The Black Rock Rangers drive the van and two of them are about 20 miles north but the third is close to the city, just on the other side of the UP (ex-western Pacific) tracks. The trains barrel through at 60+ and the SOP is to pause at the crossing with the windows down, make everybody shut up, then cross the tracks.

N. C. Wyeth, perhaps the most famous person to be killed at a railroad crossing, with his 3-year old grandson. Witnesses reported seeing Wyeth holding his hands up as if to ward off the collision in his last moment.

Last year, during the early stages of the pandemic, many if not all of the commuter rail lines here were temporarily (for months) shut down. Are you saying a transit agency that suddenly found itself in financial hardship (ridership down 80-90%) should spend lots of money & effort to remove tracks, only to replace them some months later when they want to reopen the roads? Do you realize the wasted cost, & effort, & driver inconvenience & inspections required to do this?
Sometimes railroads, especially short-line ones, go out of business; it would be a significant hit to their remaining assets to make them remove all of their grade crossings & it won’t solve the issue of the grade crossing of a railroad that went out of business last year or last decade, or even longer ago.
Around here, we have sidings that go to a business, sometimes separate from & curving off of the main line. Should the railroad be responsible to remove that crossing if that customer goes out of business/switches to trucking? Should the railroads raise their rates/require a surety bond from the customer in case they stop using the railroad? What if the customer temporarily shuts down due to supply chain issues or flood/fire damage. It could take a year or two to rebuild after a bad fire. That’s if they even do rebuild, after all insurance is settled, the company could decide to move that business somewhere else or sell that division off.
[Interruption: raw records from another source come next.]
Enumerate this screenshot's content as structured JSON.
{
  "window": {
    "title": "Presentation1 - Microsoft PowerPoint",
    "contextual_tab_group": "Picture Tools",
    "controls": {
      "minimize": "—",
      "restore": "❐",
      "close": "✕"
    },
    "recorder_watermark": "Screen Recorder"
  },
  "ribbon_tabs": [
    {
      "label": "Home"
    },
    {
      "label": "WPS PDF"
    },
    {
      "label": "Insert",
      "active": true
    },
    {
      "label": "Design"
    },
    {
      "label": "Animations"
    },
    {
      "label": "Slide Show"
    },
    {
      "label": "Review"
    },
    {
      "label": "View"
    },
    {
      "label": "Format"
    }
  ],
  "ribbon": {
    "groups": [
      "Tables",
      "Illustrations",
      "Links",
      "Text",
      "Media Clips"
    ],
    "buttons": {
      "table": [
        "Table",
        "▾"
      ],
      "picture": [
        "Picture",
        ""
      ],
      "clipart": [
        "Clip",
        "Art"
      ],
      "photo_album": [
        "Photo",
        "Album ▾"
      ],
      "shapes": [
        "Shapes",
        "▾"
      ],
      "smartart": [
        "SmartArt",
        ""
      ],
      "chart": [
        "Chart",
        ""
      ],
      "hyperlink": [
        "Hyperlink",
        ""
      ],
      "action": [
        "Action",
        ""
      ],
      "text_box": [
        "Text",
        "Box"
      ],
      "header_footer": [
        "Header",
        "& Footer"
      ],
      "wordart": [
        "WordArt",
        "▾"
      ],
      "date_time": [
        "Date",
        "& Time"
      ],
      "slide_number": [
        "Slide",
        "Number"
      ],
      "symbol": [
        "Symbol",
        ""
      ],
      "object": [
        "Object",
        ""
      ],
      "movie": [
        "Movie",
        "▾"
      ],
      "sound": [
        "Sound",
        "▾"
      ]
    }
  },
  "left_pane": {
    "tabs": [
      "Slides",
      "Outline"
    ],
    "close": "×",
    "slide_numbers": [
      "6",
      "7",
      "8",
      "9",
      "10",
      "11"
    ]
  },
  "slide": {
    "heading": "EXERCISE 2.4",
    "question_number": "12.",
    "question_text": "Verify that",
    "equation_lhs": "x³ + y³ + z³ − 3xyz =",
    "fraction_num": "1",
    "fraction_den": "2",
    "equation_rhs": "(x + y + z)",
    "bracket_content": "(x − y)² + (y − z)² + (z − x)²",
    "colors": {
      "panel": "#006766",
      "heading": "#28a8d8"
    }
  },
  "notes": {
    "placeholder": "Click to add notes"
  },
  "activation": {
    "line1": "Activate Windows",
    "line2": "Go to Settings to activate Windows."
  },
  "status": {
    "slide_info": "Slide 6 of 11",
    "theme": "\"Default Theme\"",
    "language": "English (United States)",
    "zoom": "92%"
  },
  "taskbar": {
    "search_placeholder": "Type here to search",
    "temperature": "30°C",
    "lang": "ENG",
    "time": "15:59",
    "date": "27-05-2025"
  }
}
::snicker:: Okay, & just where are you proposing all of the money comes from for eminent domain proceedings to take all of those houses & business to make your ideal sight lines. While a lot of the urban/suburban crossings that I can think of have lights &/or gates, they got shite for sight lines

As someone else stated, some rural crossings don’t have power, you not only want those crossings powered but to be on two separate circuits or have maintained battery backups?

You do realize if a car/truck part got caught under a train, it could become dislodged, catch on a RR tie & then cause a train derailment up the tracks somewhere, where it’s much harder to fix/remove passengers because it’s now in a remote area, or that a brake line isn’t damaged, which will prevent the train from stopping at the end of the line. I’ve seen people back over a curb-height cement parking lot ‘tie’; they weren’t required to stop because nothing else was damaged, yet when they tried to reverse direction, the bumper now got caught & ripped off the car. I can tell you if I’m in any type of accident I’d walk a walkaround to make sure all is safe before driving off, & I’d damn sure want any transit agency carrying me to do the same

US-13, along MD’s Eastern Shore has a RR parallel it; pretty much every crossing has this sign alerting trucks to the clearance issue.

Not familiar with this term… and it seems to apply to any crossing… what would a non-level crossing look like?